In this example, we will consider that for each person, you have at least n images in the database. Now, let’s call the new parameter conf, which helps us get a sense of confidence. Let’s say that conf = 0.8. This means that for this application, we want the input image to at least match with 80% of the n images stored in the database for any particular person.

In applications, where the security is of too much concern, we can set conf = 1, which will mean that we want the input image to match with all the n images stored in the database, and when we will set conf = 0.5, it will mean that we want the input image to match with at least 50% of the n images. Note that here I am drawing a vague similarity between conf = 0.5 and your second approach.

Another thing that comes to my mind is 1 to 1 mapping, but I guess that is not what you are looking for, still, I would like to state that here, for the sake of completeness. Let’s say that you decide to store 3 images of each person in your database, one from the front, one from the left and one from the right.
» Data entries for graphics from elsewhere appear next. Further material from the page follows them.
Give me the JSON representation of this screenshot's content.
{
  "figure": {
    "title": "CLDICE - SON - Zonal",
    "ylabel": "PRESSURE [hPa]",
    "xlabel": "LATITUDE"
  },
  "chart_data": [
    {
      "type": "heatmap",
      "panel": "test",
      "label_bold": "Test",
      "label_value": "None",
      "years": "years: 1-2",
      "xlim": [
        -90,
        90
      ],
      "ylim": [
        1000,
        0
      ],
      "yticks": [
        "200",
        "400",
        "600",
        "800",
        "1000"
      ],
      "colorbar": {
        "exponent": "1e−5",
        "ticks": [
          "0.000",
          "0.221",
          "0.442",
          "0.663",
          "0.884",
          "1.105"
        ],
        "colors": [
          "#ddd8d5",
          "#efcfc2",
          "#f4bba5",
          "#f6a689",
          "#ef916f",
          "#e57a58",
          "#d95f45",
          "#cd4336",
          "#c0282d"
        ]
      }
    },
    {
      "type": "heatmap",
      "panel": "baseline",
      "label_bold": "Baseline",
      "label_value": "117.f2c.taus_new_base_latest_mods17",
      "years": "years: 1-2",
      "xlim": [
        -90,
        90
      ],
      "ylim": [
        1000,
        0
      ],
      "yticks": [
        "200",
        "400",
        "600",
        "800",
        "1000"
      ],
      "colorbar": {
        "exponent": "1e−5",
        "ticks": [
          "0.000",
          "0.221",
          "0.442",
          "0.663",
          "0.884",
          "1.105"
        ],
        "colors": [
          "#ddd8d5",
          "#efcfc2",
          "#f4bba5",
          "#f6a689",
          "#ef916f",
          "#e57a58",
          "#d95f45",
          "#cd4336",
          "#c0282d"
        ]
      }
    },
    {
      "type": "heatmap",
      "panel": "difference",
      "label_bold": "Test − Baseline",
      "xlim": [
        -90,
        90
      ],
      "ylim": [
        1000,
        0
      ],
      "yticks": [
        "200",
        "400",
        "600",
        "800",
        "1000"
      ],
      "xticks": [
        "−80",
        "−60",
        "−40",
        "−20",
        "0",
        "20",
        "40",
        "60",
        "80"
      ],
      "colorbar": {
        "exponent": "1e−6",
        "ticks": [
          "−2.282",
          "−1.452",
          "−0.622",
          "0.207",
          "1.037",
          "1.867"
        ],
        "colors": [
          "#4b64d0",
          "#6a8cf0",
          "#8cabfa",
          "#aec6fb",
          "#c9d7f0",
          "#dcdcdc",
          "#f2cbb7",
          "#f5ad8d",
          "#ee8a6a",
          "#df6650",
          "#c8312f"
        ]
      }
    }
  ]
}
Now, at the inference time, you can simply capture images from 3 different angles, front, left and right, and match them with their corresponding images stored in the database. The difference in this case is that not only we have multiple images stored in the database, but we have multiple images at the inference time too. Additionally, for a particular person, any of the input images is only checked against a single image stored in the database, and not against all the images. But as a simple extension, you can simply store multiple images for each angle, for instance, 3 images from front, 3 from left and 3 from right, and then can implement a 1:3 mapping for each of the 3 input images. This might sound a bit confusing, so feel free to leave it. I hope this helps.